Jung nous explique que le moteur de notre volonté n’est autre que notre réflexion rationnelle. Or, « la vie, dans sa plénitude, tantôt obéit à des lois et tantôt leur échappe, tantôt elle est rationnelle et tantôt irrationnelle. C’est pourquoi la ratio et la volonté qui table sur elle n’ont de valeur et d’efficience que dans un périmètre limité. Plus la démarche choisie rationnellement prend de l’expansion, plus nous pouvons être sûrs que nous excluons des possibilités irrationnelles de vie » (p.94). Ce sont les civilisations qui conditionnent, canalisent nos énergies, qui rendent rationnelles nos existences, « l’œuvre civilisatrice est une sublimation d’énergies libres opportunément voulue et concentrée » » (p.96).

Selon Jung, « le transfert en lui-même n’est pas autre chose qu’une projection de contenus inconscients » (p.117). Il y a deux couches dans l’inconscient, un personnel et un impersonnel. Ce sont les images archétypiques qui le révèlent. « Les plus grandes et les plus belles pensées de l’humanité se forment à partir de ces images primordiales, qui sont comme autant de canevas de base. /…/ L’archétype est une sorte de disponibilité, de propension à reproduire toujours à nouveau les mêmes représentations mythiques, ou des images analogues » (p.125). Ces images primordiales, ces archétypes contiennent à la fois ce qu’il y a de meilleur et ce qu’il y a de pire chez l’être humain.

Jung distingue deux types d’interprétation des rêves, l’interprétation sur le plan de l’objet « dans laquelle les expressions du rêve sont tenues pour identiques à des objets réels » (p.149) et l’interprétation sur le plan du sujet « qui met en rapport avec la psychologie du rêveur lui-même chaque élément du rêve » (p.149). La première est analytique, elle décompose le contenu du rêve. La seconde est synthétique, elle détache des causes contingentes les complexes de réminiscences.

Pour Jung, il est nécessaire de « reconnaître l’irrationnel comme une fonction psychique /…/ et considérer ses contenus /…/ comme des réalités psychiques, car il s’agit de données efficientes, donc de choses réelles » (p.165). Grâce à la notion d’archétype, « l’influence magique ou démoniaque qu’on prêtait à autrui disparaît, puisqu’elle permet de ramener la sensation mystérieuse et angoissante à une grandeur immuable de l’inconscient collectif » (p.168).
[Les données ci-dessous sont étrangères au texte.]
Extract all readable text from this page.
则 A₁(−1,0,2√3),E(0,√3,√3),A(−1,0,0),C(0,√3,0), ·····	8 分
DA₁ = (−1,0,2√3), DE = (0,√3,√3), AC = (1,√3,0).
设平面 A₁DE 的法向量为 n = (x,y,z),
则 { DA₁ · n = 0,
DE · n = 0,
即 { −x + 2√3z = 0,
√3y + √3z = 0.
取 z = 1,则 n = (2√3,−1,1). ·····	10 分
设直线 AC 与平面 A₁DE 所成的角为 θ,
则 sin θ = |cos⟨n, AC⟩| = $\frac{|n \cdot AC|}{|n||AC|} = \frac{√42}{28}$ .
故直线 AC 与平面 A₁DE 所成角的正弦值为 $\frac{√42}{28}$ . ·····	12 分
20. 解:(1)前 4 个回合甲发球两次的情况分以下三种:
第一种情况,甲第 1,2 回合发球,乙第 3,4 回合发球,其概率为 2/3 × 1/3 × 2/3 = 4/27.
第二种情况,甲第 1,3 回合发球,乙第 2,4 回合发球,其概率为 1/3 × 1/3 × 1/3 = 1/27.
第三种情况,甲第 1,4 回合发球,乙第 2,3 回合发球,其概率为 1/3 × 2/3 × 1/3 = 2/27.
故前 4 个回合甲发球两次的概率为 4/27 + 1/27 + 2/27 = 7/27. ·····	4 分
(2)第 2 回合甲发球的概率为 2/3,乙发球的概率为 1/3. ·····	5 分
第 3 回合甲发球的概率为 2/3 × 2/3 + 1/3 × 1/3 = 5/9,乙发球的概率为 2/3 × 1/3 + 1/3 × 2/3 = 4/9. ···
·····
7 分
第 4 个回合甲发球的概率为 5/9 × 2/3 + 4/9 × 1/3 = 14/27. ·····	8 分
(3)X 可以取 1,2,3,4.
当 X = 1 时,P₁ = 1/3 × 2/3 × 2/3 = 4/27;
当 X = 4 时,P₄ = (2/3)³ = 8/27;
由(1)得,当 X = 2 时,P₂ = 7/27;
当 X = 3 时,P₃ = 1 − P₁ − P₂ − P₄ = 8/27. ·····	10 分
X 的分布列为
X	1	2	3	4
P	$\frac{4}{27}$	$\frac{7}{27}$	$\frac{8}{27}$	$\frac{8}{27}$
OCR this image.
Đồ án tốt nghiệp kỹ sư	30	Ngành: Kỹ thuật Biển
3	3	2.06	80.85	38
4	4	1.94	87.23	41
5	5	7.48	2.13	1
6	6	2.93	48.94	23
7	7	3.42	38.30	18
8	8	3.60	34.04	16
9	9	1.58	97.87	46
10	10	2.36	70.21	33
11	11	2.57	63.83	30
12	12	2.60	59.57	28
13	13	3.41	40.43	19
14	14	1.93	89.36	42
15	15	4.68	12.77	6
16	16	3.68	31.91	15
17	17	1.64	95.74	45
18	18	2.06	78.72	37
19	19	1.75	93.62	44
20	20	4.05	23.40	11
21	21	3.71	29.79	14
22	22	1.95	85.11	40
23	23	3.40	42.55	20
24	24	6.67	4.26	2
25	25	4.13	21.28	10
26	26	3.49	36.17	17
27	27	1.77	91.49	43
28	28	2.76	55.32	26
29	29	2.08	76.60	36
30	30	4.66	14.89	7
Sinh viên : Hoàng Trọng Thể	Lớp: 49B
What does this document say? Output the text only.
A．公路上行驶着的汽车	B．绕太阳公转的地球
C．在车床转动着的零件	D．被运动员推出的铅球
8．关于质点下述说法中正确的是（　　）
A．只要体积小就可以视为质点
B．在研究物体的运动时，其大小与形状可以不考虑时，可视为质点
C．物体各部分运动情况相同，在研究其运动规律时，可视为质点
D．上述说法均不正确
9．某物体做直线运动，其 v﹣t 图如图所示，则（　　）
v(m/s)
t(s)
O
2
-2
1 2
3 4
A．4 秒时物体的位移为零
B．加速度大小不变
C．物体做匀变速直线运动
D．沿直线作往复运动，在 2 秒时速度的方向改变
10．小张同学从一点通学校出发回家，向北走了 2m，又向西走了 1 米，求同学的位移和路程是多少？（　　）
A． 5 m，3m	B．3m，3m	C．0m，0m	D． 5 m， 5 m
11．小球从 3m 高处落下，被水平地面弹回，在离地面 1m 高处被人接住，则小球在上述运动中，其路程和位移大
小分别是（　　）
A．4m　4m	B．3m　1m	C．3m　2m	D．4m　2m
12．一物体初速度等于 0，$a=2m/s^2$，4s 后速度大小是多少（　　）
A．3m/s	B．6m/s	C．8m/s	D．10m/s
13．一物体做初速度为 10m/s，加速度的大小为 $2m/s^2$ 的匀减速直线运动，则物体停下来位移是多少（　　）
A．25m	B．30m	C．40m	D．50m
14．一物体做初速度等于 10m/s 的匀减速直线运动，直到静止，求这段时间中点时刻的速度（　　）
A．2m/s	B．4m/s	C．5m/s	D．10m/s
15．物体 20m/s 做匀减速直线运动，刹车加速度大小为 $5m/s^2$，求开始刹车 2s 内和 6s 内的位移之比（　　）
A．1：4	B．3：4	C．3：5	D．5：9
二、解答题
Jung considère que « la plupart des rêves sont de nature compensatrice. Ils mettent en relief, dans chaque cas d’espèce, l’autre versant, en vue de maintenir l’équilibre psychique » (p.179). Jung explique un peu plus loin cette fonction de compensation du rêve : « la tendance inconsciente au progrès forme avec la tendance consciente régressive un couple de contraires qui se font pour ainsi dire équilibre » (p.187). Le rêve permet de compenser notre envie constante de régresser.

Pourquoi certains traitements stagnent-ils alors même qu’ils sont basés sur l’interprétation des rêves ? « Naturellement la stagnation au cours d’un traitement peut être le résultat de résistances du malade dues à d’autres causes, par exemple au fait que le patient se cramponne avec entêtement à des illusions périmées ou à des exigences infantiles. À l’occasion, au contraire, c’est le médecin qui ne sait pas faire preuve de la compréhension nécessaire » (p.192).

Jung nous met en garde sur la dangerosité de certaines thérapies qui ne sont pas suffisamment vigilantes. En effet, certaines névroses sont de véritables bombes à retardement, de même que certains traits de normalité cachent des psychoses latentes. Jung préconise d’avancer prudemment.

L’inconscient est avant tout dangereux pour l’individu lui-même, c’est pourquoi « l’attitude négative à l’adresse de l’inconscient, voire sa répudiation par le conscient, sont nuisibles dans la mesure où les dynamismes de l’inconscient sont identiques à l’énergie des instincts. Par conséquent, un manque de contact et de liens avec l’inconscient est synonyme de déracinement et d’instabilité instinctuelle » (p.198).